Stress Management For Premenstrual Syndrome
Stress-Management is cited as the number one way of trying to manipulate PMS and PMDD. In cases where women suffer from PMDD or PCOS, speaking to your health care provider (a Gynaecologist or Psychiatrist) about possible treatment options to aid with depression or anxiety may be necessary. Endometriosis and Fibroids require surgery in order to permanently remove the problem, but research has found that dieting, exercising, and some contraceptive methods do help to slow the growth and manage the pain in times of flare-ups.

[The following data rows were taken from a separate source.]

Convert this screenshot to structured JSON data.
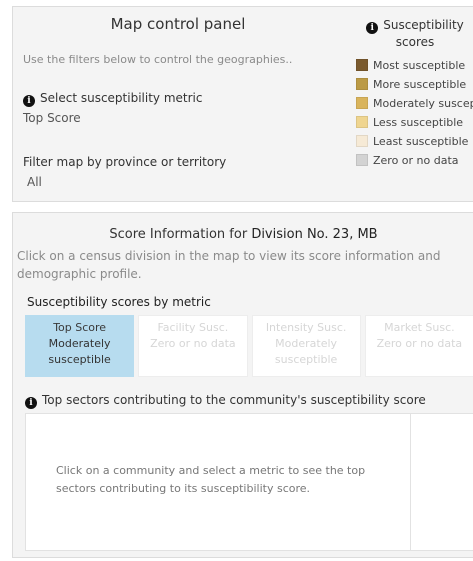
{
  "control_panel": {
    "title": "Map control panel",
    "hint": "Use the filters below to control the geographies..",
    "metric_label": "Select susceptibility metric",
    "metric_value": "Top Score",
    "province_label": "Filter map by province or territory",
    "province_value": "All",
    "info_icon_glyph": "i"
  },
  "legend": {
    "title_line1": "Susceptibility",
    "title_line2": "scores",
    "items": [
      {
        "label": "Most susceptible",
        "color": "#7a5a2e"
      },
      {
        "label": "More susceptible",
        "color": "#bb9a45"
      },
      {
        "label": "Moderately susceptible",
        "color": "#d9b45c"
      },
      {
        "label": "Less susceptible",
        "color": "#efd590"
      },
      {
        "label": "Least susceptible",
        "color": "#f6ead6"
      },
      {
        "label": "Zero or no data",
        "color": "#d3d3d3"
      }
    ]
  },
  "score_info": {
    "title_prefix": "Score Information for ",
    "division": "Division No. 23, MB",
    "hint": "Click on a census division in the map to view its score information and demographic profile.",
    "metrics_heading": "Susceptibility scores by metric",
    "cards": [
      {
        "name": "Top Score",
        "value": "Moderately susceptible"
      },
      {
        "name": "Facility Susc.",
        "value": "Zero or no data"
      },
      {
        "name": "Intensity Susc.",
        "value": "Moderately susceptible"
      },
      {
        "name": "Market Susc.",
        "value": "Zero or no data"
      }
    ],
    "sectors_heading": "Top sectors contributing to the community's susceptibility score",
    "sectors_message": "Click on a community and select a metric to see the top sectors contributing to its susceptibility score."
  },
  "colors": {
    "active_card": "#b7dcef",
    "panel_bg": "#f4f4f4"
  }
}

Personally, I find that meditation, journaling, and the use of essential oils to clear my mind, helps to regulate the pain and episodes as they happen. Each cycle is different, much like our fingerprints. It is hard to anticipate what they will bring before they occur. As such, it is important to maintain healthy lifestyle practices as much as possible. Meanwhile, being hopeful that the research being done will one day free us from constantly battling our inner Freddy Krugers.
If you haven’t recently seen your gynecologist or have a fear of gynecologists (this happens from time to time; this is a judgment-free zone), I am imploring you to get your check-ups regularly. Be in the know with your body. Find a gynecologist that makes you feel comfortable and unjudged. The more you know about your body, the better equipped you will be to help yourself in your time of need.